Mahalli mahkemece verilen hükümler temyiz edilmekle dosya incelenerek, gereği düşünüldü: 5237 sayılı TCK"nın 53. maddesinin bazı bölümlerinin iptaline ilişkin Anayasa Mahkemesi"nin 24/11/2015 tarihinde yürürlüğe giren 08/10/2015 gün ve 2014/140 esas, 2015/85 sayılı kararı da nazara alınarak bu maddede öngörülen hak yoksunluklarının uygulanmasının infaz aşamasında gözetilmesi mümkün görülmüştür. Sanık hakkında konut dokunulmazlığını ihlal etme suçundan hüküm tesisinde, TCK"nın 116/1, 119/1-c ve 62/1. maddeleri gereğince sonuç cezanın 2 yıl 6 ay hapis cezası yerine 1 yıl 18 ay olarak belirlenmesi aleyhe temyiz olmadığından bozma sebebi yapılmamıştır. Sanığın çaldığı telefonu sattığı kişiyi göstererek suça konu telefonun iyi niyetli üçüncü kişide bulunarak müştekiye iadesinin sağlandığı anlaşılmakla dairemizce de benimsenen ve Y.C.G.K."nın 26.03.2013 günlü, 2012/6-1232 esas ve 2013/106 karar sayılı içtihadında belirtildiği üzere, çalınan malın 3. kişiye satılması halinde; 5237 sayılı TCK’nın 168. maddesinin uygulanabilmesi için hırsızlık suçunun failinin, sattığı yeri veya kişiyi söyleyerek çalınan malın, hırsızlık suçunun mağduruna iadesini sağlamasının tek başına yeterli olmadığı, failin bizzat pişmanlık göstererek, satın alan iyiniyetli ise; sattığı yeri veya kişiyi söyleyerek çalınan malın hırsızlık suçunun mağduruna iadesini sağlamasının yanında aynen geri verme veya tazmin suretiyle satın alanın zararını da gidermesi, kötü niyetliyse; satın alandan elde ettiği para veya sağladığı menfaati, kazanç müsaderesine konu edilmek üzere soruşturma makamlarına teslim etmesi gerekir.

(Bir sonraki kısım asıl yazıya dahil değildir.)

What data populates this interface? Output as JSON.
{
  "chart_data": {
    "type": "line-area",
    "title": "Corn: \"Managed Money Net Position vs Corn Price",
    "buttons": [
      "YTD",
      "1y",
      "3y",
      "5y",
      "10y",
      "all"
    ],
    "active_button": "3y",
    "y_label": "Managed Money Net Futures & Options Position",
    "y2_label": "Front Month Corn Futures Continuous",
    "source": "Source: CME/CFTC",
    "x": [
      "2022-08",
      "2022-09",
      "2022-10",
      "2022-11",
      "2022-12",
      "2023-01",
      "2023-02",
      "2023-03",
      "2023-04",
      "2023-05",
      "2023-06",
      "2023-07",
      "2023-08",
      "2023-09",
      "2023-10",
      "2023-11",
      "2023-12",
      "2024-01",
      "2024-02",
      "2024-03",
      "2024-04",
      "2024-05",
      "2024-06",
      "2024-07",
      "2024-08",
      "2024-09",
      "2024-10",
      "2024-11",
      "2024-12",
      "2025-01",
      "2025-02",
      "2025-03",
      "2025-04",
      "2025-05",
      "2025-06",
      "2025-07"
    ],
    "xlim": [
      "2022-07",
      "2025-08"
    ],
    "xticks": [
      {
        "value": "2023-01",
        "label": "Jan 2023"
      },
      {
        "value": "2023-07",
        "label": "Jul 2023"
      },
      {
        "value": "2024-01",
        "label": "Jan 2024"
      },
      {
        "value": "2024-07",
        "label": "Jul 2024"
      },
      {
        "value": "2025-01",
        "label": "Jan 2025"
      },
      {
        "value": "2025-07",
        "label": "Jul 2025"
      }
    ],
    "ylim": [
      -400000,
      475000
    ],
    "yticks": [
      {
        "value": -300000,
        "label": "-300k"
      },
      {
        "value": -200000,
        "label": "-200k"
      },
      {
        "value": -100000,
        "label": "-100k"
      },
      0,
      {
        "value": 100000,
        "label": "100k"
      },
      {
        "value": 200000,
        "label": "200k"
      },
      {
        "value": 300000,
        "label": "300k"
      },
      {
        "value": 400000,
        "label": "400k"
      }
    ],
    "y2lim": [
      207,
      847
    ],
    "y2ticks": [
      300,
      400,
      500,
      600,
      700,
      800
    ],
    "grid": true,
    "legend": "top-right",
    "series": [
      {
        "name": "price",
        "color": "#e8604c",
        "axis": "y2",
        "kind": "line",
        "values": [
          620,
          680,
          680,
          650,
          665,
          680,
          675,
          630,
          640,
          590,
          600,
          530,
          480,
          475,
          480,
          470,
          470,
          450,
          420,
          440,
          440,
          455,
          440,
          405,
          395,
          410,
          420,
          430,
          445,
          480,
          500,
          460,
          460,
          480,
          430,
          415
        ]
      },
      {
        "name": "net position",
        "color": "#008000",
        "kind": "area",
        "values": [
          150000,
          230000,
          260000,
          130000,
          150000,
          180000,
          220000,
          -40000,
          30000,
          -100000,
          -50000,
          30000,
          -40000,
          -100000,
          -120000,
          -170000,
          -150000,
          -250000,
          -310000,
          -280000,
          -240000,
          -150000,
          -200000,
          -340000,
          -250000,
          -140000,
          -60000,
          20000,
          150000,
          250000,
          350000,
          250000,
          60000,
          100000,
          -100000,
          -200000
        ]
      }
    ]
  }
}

Somut olayda, satın alan hakkında TCK"nın 165. maddesinden işlem dahi yapılmadığına göre, iyiniyetli olarak kabul edilmesi gereken satın alana ödediği paranın da iade edilirse sanığın telefonu sattığı kişiyi söyleyerek iade sağlandığında etkin pişmanlık hükümleri uygulanabileceği için TCK"nın 168/1. maddesinin uygulanma koşulları bulunmadığı hâlde sanık hakkında etkin pişmanlık hükümlerinin uygulanması aleyhe temyiz olmadığından bozma nedeni yapılmamıştır. Dosya ve duruşma tutanakları içeriğine, toplanıp karar yerinde incelenerek tartışılan hukuken geçerli ve elverişli kanıtlara, gerekçeye ve hakimin takdirine göre; sanığın temyiz itirazı yerinde görülmemiş olduğundan reddiyle usul ve kanuna uygun bulunan hükümlerin tebliğnameye uygun olarak ONANMASINA, 16/12/2019 gününde oy birliğiyle karar verildi.